Students only want to know what they need to know for the exams, and since they are in charge, that’s ultimately the only information they are likely to get. If all they care about is what’s tested, then the tests become the sole focus. Less tangible, but arguably just as important skills are neglected:
High-stakes MCQ exams are often the only metric that counts in medical school, and many administrators are mainly concerned with test outcomes. The higher the stakes, the more students and professors focus on teaching and learning for the exam. As a result, skills that cannot be tested with a multiple choice format are not taught, and instruction starts to look like the exam. Furthermore, and understandably, students only want to prepare for material that will be tested on the MCQ exam. Of course, this neglects many life skills, including critical thinking, problem solving, communication, interpersonal skills, and compassion.
The quality of instructors goes down, too, because now teaching faculty are considered mere vessels of canned information. Who needs a tenured professor for that? There’s less need to demonstrate scholarly activity, so concepts like evidence-based medicine get shorted:
In contrast, today, in many medical schools, faculty without substantial scholarly experience are hired, nontenured streamed, to teach without a scholarly activity requirement. Nontenured streamed faculty receive lower salaries, and, of course, this reduces the expense for laboratory space and start-up expenditures. However, the scientific basis of medicine may be reduced when faculty are not engaged in research. Research encourages skepticism of convention, the use of the scientific method, and the responsibility to discover new knowledge.

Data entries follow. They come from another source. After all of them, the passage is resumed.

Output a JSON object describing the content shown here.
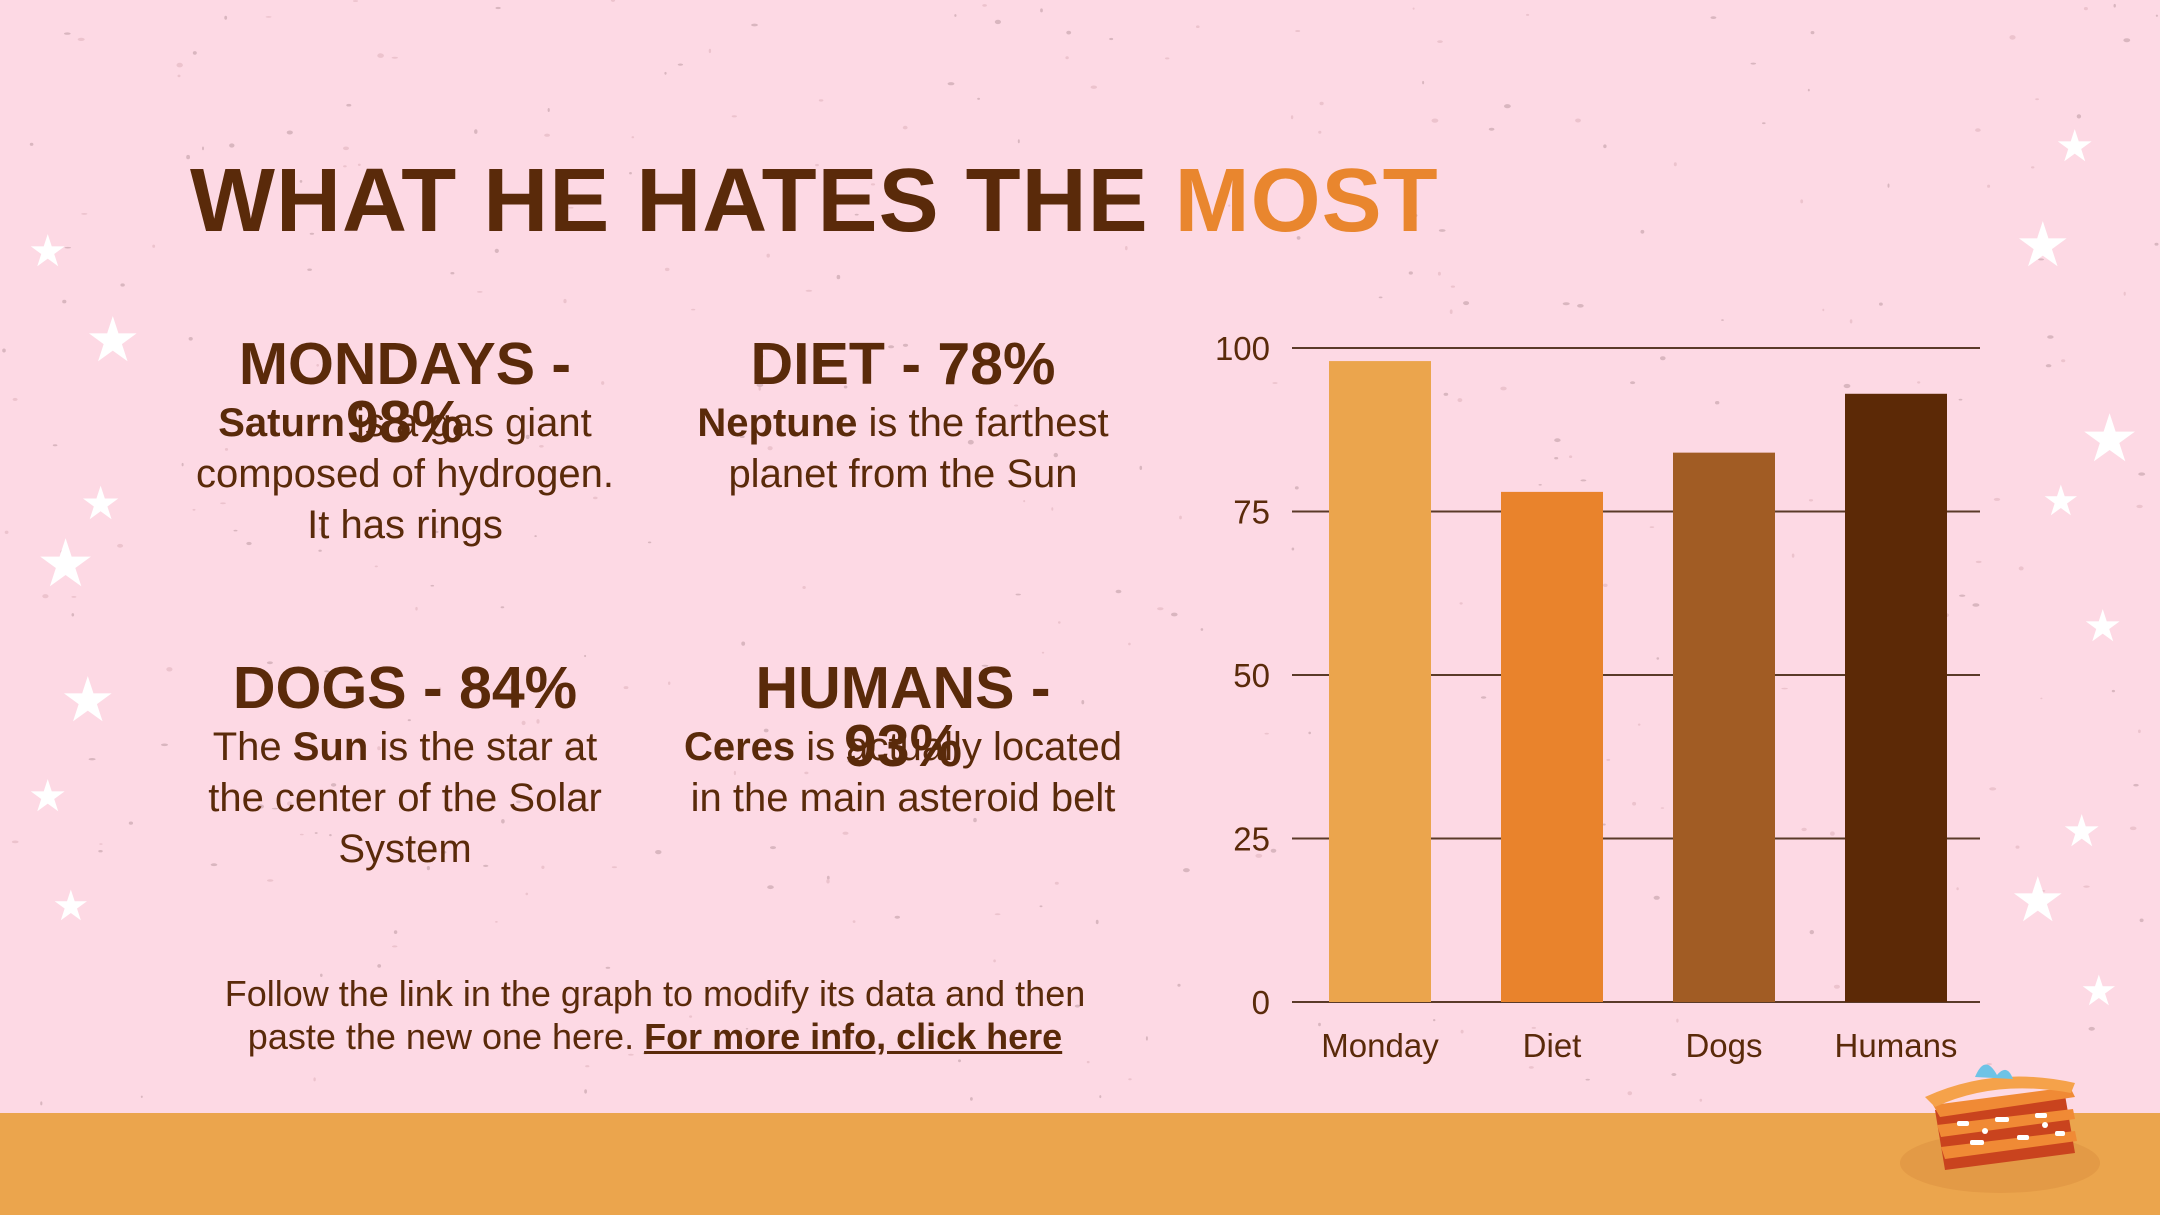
{
  "slide": {
    "title_main": "WHAT HE HATES THE",
    "title_accent": "MOST",
    "colors": {
      "background": "#fdd9e4",
      "text": "#5a2a0a",
      "accent": "#e9862e",
      "floor": "#eba54d"
    }
  },
  "items": [
    {
      "heading": "MONDAYS -",
      "value": "98%",
      "bold": "Saturn",
      "text": " is a gas giant composed of hydrogen. It has rings"
    },
    {
      "heading": "DIET - 78%",
      "bold": "Neptune",
      "text": " is the farthest planet from the Sun"
    },
    {
      "heading": "DOGS - 84%",
      "bold_pre": "The ",
      "bold": "Sun",
      "text": " is the star at the center of the Solar System"
    },
    {
      "heading": "HUMANS -",
      "value": "93%",
      "bold": "Ceres",
      "text": " is actually located in the main asteroid belt"
    }
  ],
  "footnote": {
    "text": "Follow the link in the graph to modify its data and then paste the new one here. ",
    "link": "For more info, click here"
  },
  "decor": {
    "star_icon": "star-icon",
    "food_icon": "lasagna-icon"
  },
  "chart_data": {
    "type": "bar",
    "categories": [
      "Monday",
      "Diet",
      "Dogs",
      "Humans"
    ],
    "values": [
      98,
      78,
      84,
      93
    ],
    "colors": [
      "#eba54d",
      "#e9832c",
      "#a15c24",
      "#5c2906"
    ],
    "ylim": [
      0,
      100
    ],
    "yticks": [
      0,
      25,
      50,
      75,
      100
    ],
    "grid": true,
    "xlabel": "",
    "ylabel": "",
    "title": ""
  }
}
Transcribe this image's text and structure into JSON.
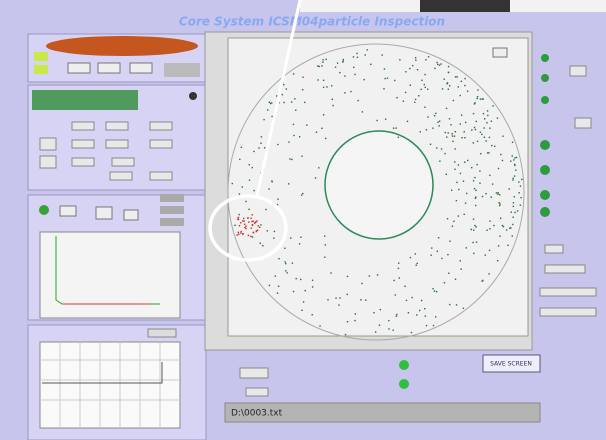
{
  "header": {
    "title": "Core System ICSM04particle Inspection"
  },
  "file_path": "D:\\0003.txt",
  "save_button": "SAVE SCREEN"
}
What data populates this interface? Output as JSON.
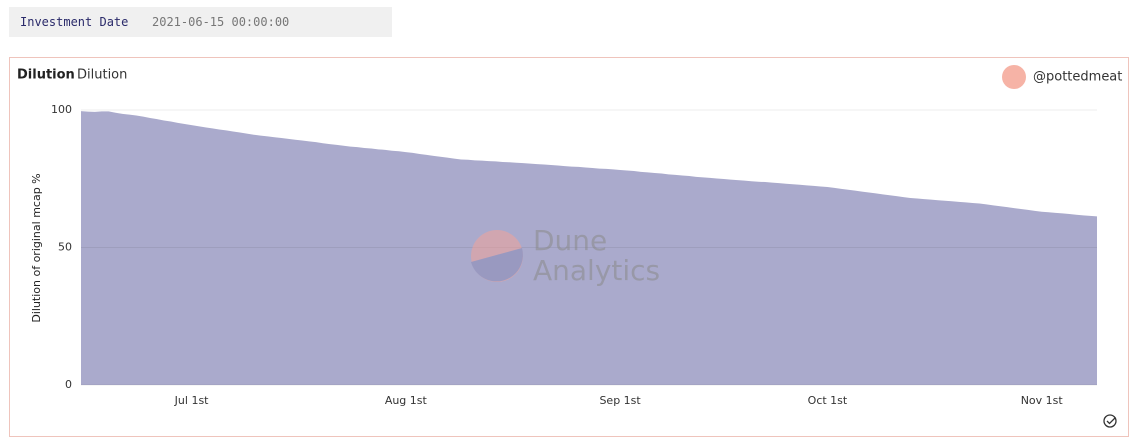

It all comes back to community and finding a place where each student can face challenges to accept responsibilities and learn and demonstrate medical knowledge and clinical skills. Take these away and the quality of education quickly erodes:
The Self-Determination Theory of human motivation focuses on our students’ innate psychological needs and the degree to which an individual’s behavior is self-motivated and self-determined. Faculty can satisfy the innate psychological needs by addressing our students’ desire for relatedness, competence, and autonomy. Relatedness refers to our students’ need to feel connected to others, to be a member of a group, to have a sense of communion, and to develop close relationships with others. Competence is believing our students can succeed, challenging them to do so, and imparting that belief in them. Autonomy involves considering the perspectives of the student and providing relevant information and opportunities for student choice and initiating and regulating their own behaviors.
This isn’t just happening in medical education; it’s happening at all levels of higher education, where students aren’t trusted to accept real responsibilities and the consequences of their actions. I wince every time I hear medical students referred as “kids.” If medical students are children, when exactly do they become adults? In residency? When they are sued for malpractice?
The insistence of bureaucratic uniformity to cut costs and catering to student wants at the expense of their needs will result in an ever-increasing number of young physicians who are not fully prepared to handle independent practice. It could take a long time to correct this problem, but it has to happen. A published article that acknowledges and clearly articulates the problem is a good first step, but only the first.